While groundbreaking in the 19th century, the first motion pictures were grainy, black-and-white soundless scenes. The oldest known surviving film, Roundhay Garden Scene, was shot in 1888 and lasted just 2.1 seconds at 12 frames per second. Watch it below:
Fast-forward to today’s high-tech movies that are recorded in at least 24 frames per second (and even 48 fps!) and digitally projected onto displays with surround sound to mirror reality, or at least the reality the director envisions. As we approach the Oscars, here’s a look at some nominated films that showcase how rapid advances in technology have pushed the boundaries of film and changed the movie going experience.
The Hobbit, Peter Jackson’s latest take on the works of J.R.R. Tolkien, may have looked different from other movies you’ve seen- Jackson filmed the movie at 48 fps (frames per second) to create clear, clean shots that would normally blur during fast on-screen movements. 48 fps is double the industry standard that has been used for the past 80 years, and while this makes for smooth action scenes and better 3D viewing, some people thought it made the movie ‘too real,’ and “much more like visiting the set...than seeing the textured cinematography of a finished movie,” as one blogger commented. Given the film’s mixed in-theater reviews, it remains to be seen whether 48 fps will gain traction with filmmakers and be adopted on a greater scale. However, the new speed does challenge set designers, makeup artists, and directors to strengthen their craft to create an Oscar-worthy production.
Another advanced technology making movies more realistic is the use of Computer Generated Imagery, or CGI. Although CGI has been used for years in film, the effects have often resulted in unintentionally hilarious, unrealistic shots. 2009’s Avatar paved the way for a more sophisticated use of CGI, and this year’s The Life of Pi is another great example of the varied potential of the technology.
Pictured above, the two main characters of the movie share a small boat.
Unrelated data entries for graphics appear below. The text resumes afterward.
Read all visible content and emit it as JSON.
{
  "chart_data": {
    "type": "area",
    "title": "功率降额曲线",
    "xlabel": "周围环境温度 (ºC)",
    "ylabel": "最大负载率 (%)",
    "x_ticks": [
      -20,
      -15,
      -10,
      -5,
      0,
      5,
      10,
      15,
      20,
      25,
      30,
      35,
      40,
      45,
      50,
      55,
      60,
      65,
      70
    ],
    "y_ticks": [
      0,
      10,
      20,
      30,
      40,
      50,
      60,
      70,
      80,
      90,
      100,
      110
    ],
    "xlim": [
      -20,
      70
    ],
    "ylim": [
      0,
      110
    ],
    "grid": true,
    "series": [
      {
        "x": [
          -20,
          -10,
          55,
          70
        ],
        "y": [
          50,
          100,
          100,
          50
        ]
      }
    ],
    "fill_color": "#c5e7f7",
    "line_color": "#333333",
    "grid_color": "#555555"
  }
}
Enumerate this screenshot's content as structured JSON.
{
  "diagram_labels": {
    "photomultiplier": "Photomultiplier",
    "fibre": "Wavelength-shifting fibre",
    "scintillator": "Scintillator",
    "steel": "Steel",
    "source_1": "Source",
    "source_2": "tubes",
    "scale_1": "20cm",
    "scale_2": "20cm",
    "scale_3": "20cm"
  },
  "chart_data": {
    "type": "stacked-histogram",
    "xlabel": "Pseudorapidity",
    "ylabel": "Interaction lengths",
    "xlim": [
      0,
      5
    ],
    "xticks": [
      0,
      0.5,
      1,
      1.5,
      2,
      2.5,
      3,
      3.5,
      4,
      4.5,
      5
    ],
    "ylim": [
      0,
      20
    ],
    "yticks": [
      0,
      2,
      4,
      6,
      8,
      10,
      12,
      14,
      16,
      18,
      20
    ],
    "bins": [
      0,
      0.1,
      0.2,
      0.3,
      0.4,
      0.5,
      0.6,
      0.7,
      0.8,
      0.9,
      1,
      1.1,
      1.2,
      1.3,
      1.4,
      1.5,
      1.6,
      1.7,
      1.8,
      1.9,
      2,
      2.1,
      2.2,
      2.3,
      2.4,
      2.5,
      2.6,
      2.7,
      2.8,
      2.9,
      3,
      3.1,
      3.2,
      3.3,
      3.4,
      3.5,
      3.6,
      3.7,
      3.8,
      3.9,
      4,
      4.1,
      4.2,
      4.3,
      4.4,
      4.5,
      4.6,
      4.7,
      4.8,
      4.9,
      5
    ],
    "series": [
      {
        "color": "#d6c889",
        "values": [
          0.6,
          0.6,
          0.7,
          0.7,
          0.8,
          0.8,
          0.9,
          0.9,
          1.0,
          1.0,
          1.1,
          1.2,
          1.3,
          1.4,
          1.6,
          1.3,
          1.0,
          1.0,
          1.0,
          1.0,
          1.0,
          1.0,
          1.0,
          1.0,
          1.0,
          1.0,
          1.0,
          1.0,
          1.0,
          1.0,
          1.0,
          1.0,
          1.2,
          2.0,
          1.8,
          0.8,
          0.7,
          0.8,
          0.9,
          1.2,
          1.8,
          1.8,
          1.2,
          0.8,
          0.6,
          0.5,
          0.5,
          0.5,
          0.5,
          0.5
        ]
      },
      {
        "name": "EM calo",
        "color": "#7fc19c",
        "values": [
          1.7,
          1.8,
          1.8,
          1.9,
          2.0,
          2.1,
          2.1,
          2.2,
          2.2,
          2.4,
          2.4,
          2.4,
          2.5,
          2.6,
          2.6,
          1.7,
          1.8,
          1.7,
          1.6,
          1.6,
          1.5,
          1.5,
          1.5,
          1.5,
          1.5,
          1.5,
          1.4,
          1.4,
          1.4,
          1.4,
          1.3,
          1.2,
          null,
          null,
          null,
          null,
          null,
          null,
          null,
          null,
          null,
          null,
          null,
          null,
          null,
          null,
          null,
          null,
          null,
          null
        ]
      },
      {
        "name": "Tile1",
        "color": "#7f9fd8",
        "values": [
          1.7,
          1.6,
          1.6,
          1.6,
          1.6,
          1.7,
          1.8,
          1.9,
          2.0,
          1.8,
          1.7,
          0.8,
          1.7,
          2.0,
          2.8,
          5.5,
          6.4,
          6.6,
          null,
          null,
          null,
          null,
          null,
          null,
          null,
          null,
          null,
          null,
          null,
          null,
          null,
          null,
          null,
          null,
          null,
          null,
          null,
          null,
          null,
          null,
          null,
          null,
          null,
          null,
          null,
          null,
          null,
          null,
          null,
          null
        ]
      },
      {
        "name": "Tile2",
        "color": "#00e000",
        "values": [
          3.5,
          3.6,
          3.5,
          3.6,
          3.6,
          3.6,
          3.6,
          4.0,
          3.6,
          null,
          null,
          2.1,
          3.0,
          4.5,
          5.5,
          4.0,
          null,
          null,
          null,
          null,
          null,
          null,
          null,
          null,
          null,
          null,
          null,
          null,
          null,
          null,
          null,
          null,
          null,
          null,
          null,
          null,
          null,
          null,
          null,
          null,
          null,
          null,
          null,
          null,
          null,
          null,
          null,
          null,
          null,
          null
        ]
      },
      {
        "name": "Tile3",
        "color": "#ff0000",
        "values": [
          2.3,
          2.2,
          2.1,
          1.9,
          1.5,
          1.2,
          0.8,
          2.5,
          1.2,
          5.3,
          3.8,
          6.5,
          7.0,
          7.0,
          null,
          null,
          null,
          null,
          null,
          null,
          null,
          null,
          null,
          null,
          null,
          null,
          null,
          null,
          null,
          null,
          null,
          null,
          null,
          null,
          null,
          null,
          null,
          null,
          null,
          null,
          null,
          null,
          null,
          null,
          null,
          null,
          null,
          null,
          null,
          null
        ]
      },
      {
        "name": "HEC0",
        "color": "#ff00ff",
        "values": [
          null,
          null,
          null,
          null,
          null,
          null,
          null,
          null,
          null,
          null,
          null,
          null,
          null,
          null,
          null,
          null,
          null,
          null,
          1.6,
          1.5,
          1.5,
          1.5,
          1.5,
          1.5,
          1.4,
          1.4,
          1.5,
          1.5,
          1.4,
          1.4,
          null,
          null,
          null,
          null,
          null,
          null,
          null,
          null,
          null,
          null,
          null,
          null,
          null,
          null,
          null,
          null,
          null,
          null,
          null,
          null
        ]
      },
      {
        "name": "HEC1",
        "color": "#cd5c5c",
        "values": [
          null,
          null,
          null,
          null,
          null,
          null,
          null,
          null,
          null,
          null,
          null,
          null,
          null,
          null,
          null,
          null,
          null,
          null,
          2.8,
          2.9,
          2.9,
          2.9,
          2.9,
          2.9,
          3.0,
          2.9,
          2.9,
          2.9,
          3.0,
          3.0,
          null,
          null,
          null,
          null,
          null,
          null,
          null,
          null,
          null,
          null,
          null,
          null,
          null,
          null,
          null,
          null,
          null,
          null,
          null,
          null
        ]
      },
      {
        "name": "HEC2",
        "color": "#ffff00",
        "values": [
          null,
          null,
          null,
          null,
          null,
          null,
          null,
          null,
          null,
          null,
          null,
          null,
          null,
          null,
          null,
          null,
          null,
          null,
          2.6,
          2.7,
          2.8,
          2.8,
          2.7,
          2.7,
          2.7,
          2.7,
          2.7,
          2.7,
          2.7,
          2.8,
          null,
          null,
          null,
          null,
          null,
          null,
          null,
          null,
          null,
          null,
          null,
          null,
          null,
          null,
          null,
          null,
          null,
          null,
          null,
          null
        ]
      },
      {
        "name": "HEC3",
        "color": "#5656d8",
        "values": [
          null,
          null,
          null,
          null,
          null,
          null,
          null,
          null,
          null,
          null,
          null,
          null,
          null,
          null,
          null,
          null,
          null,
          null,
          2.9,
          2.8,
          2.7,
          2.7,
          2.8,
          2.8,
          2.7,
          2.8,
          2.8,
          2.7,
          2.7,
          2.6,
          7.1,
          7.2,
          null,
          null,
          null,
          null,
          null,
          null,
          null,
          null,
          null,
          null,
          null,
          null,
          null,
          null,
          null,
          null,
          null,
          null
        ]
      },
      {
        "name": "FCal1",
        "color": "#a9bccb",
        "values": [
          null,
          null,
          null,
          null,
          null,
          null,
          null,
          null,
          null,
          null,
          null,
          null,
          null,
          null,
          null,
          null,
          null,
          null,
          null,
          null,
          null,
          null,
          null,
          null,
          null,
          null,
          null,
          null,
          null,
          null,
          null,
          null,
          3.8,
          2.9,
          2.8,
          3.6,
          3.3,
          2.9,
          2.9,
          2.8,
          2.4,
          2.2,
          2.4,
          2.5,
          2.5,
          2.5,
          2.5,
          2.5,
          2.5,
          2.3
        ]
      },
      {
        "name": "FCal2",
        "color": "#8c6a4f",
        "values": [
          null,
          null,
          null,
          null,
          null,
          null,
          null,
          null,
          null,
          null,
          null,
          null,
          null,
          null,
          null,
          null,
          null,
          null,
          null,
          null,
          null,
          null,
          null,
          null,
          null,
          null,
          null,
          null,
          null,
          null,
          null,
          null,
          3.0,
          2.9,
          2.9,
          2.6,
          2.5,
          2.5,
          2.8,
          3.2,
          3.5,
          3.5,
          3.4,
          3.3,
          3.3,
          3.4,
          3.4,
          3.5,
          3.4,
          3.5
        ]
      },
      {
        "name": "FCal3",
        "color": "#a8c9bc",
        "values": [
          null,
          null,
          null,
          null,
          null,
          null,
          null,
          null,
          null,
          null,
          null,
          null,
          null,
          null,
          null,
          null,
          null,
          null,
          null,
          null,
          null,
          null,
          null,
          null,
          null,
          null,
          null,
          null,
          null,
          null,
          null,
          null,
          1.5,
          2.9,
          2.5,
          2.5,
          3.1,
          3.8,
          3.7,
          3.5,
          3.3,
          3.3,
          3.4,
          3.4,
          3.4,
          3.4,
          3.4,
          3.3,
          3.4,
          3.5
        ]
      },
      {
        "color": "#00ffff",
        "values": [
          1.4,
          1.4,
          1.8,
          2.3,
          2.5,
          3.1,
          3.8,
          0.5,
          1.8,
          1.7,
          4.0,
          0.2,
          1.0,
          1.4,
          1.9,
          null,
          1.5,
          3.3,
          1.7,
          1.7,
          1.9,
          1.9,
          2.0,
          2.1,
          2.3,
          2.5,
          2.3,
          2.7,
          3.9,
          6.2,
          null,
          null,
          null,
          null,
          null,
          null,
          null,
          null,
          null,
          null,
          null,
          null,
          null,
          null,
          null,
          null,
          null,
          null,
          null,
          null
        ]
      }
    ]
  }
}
Of course, actor Suraj Sharma couldn’t actually share a tiny boat with his co-star, a Bengal tiger. Resorting to high-quality computer graphics for the majority of the movie allowed the filmmakers much more creative freedom, but the bar was set high to create a realistic CGI tiger. To make this fantastic situation a reality, the animators studied the movements and behavior of 4 live tigers around a mockup of Pi’s boat in an enclosure. They then digitally built up the bones, muscles and fur of their own tiger over the course of a year to make the movie’s unlikely scenario possible. As CGI becomes more advanced, we can expect even more fantastic scenes and scenarios-- like the Tiger, could CGI become so sophisticated one day that we won’t be able to tell the difference between an actor and a digital animation?
Nominated in the animation category, ParaNorman’s innovative 3D stop-motion technology earned praise from creators around the world, and is particularly unique as it is the first stop-motion film to use 3D printers to make the characters’ faces. It’s a fantastic blend of old techniques and new 3D animation technology, that has been pioneered by Dreamworks.
In 2002, Dreamworks’ Shrek won the first ever Academy Award For Best Animated Feature, which was pivotal in opening up the market for high-value animated productions. It takes years and millions of computer rendering hours to make modern animated films, so with the goal of both retaining their talent and upping their output, Dreamworks began to parallelize their software to take full advantage of Intel’s server farms and get faster feedback on work. This way, project managers could have animators and artists work on several different parts of a film at once, greatly reducing production times. And by using InTru3D, a technology that was jointly developed by Intel and Dreamworks 2008, filmmakers can create directly in 3D rather than dealing with a 2D and 3D version of a project.
At the pace filmmaking technology advances, part of the moviegoing experience has become an expectation of a new level of graphics and hyperreality with each release. While older audiences may yearn for the soft blur of analogue film (and there is certainly room for that aesthetic), younger consumers who use HD TVs and tablets to consume media tend to look for the slickest, most vivid flick out there; so studios like Dreamworks, with their massive investment in the best tech available, will be right in front to give ‘em what they want.